Diabetic Retinopathy Self Care
You can take steps to slow the progression of diabetic retinopathy.
Control your blood sugar
Tight control of blood sugar slows the onset and progression of retinopathy and lessens the need for surgery. Tight control means keeping your blood sugar levels as close to normal as possible. Ideally, this means levels between 90 and 130 milligrams per deciliter (mg/dL) before meals and less than 180 mg/dL two hours after starting a meal – with a glycosylated hemoglobin A1C level less than 6 percent. A glycosylated hemoglobin A1C test, also called a glycated hemoglobin test, reflects your average blood sugar level for the two- to three-month period before the test. Your doctor uses it to determine how well you’re managing your blood sugar.
Tight control isn’t possible for everyone, including some older adults, young children and people with cardiovascular disease. Talk to your doctor, your endocrinologist or diabetes educator about the best blood sugar control goals and management plan for you. A management plan frequently involves taking insulin or other medications, monitoring blood sugar levels, following a healthy eating plan, getting regular exercise and maintaining a healthy weight. It may take some time before the benefits of lowering your blood sugar are realized. And remember that better control lowers but doesn’t eliminate your risk of developing retinopathy.
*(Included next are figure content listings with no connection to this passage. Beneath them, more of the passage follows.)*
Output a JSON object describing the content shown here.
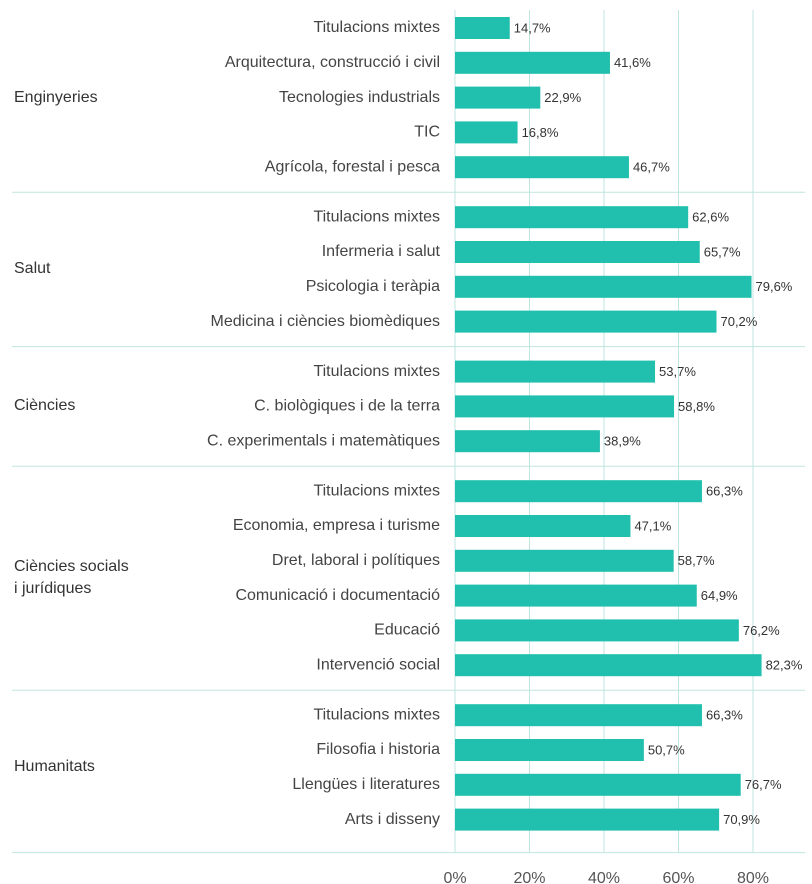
{
  "chart_data": {
    "type": "bar",
    "color": "#21bfad",
    "grid": true,
    "xlim": [
      0,
      95
    ],
    "xticks": [
      {
        "value": 0,
        "label": "0%"
      },
      {
        "value": 20,
        "label": "20%"
      },
      {
        "value": 40,
        "label": "40%"
      },
      {
        "value": 60,
        "label": "60%"
      },
      {
        "value": 80,
        "label": "80%"
      }
    ],
    "groups": [
      {
        "name": "Enginyeries",
        "categories": [
          "Titulacions mixtes",
          "Arquitectura, construcció i civil",
          "Tecnologies industrials",
          "TIC",
          "Agrícola, forestal i pesca"
        ],
        "values": [
          14.7,
          41.6,
          22.9,
          16.8,
          46.7
        ],
        "value_labels": [
          "14,7%",
          "41,6%",
          "22,9%",
          "16,8%",
          "46,7%"
        ]
      },
      {
        "name": "Salut",
        "categories": [
          "Titulacions mixtes",
          "Infermeria i salut",
          "Psicologia i teràpia",
          "Medicina i ciències biomèdiques"
        ],
        "values": [
          62.6,
          65.7,
          79.6,
          70.2
        ],
        "value_labels": [
          "62,6%",
          "65,7%",
          "79,6%",
          "70,2%"
        ]
      },
      {
        "name": "Ciències",
        "categories": [
          "Titulacions mixtes",
          "C. biològiques i de la terra",
          "C. experimentals i matemàtiques"
        ],
        "values": [
          53.7,
          58.8,
          38.9
        ],
        "value_labels": [
          "53,7%",
          "58,8%",
          "38,9%"
        ]
      },
      {
        "name": "Ciències socials i jurídiques",
        "categories": [
          "Titulacions mixtes",
          "Economia, empresa i turisme",
          "Dret, laboral i polítiques",
          "Comunicació i documentació",
          "Educació",
          "Intervenció social"
        ],
        "values": [
          66.3,
          47.1,
          58.7,
          64.9,
          76.2,
          82.3
        ],
        "value_labels": [
          "66,3%",
          "47,1%",
          "58,7%",
          "64,9%",
          "76,2%",
          "82,3%"
        ]
      },
      {
        "name": "Humanitats",
        "categories": [
          "Titulacions mixtes",
          "Filosofia i historia",
          "Llengües i literatures",
          "Arts i disseny"
        ],
        "values": [
          66.3,
          50.7,
          76.7,
          70.9
        ],
        "value_labels": [
          "66,3%",
          "50,7%",
          "76,7%",
          "70,9%"
        ]
      }
    ]
  }
}
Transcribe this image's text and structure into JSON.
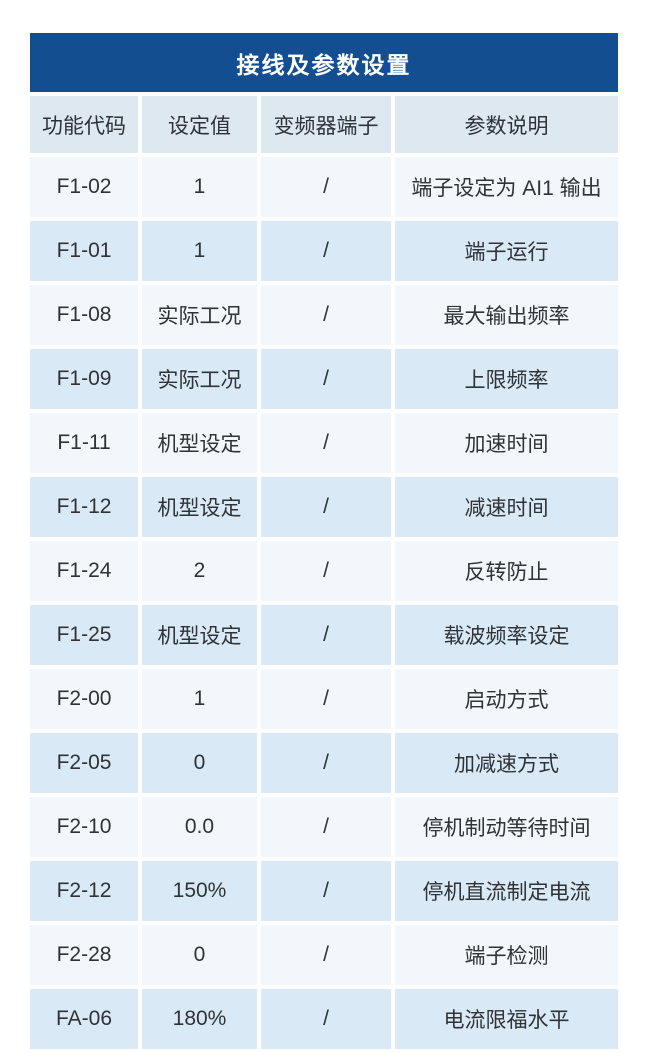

Keep an eye on vision changes
In addition to getting an annual eye exam, be alert to any sudden changes in your vision. Have your eyes checked promptly if you experience vision changes that last more than a few days or aren’t associated with a change in blood sugar, or if your vision becomes blurry, spotty or hazy.
Keep your blood pressure down
Tight blood pressure control slows the progression of diabetic retinopathy. To reduce your blood pressure, you may need to make lifestyle changes and take medications.
Control your cholesterol
Total blood cholesterol levels above 240 mg/dL are associated with a significantly increased risk of vision loss. As with high blood pressure, treatments to improve your blood cholesterol may include lifestyle changes and medications.
Smoking is especially bad for people with diabetes because it promotes the closure of blood vessels.
Stress can cause swings in blood sugar levels in people with diabetes. Stress may affect your ability to control your blood sugar. For example, you may be too busy to exercise or eat a good meal. Stress hormones also can directly affect your blood sugar levels, causing them to rise or fall. Don’t hesitate to seek help from a counselor, therapist or support group to control your stress. Relaxation techniques such as meditation also may be helpful.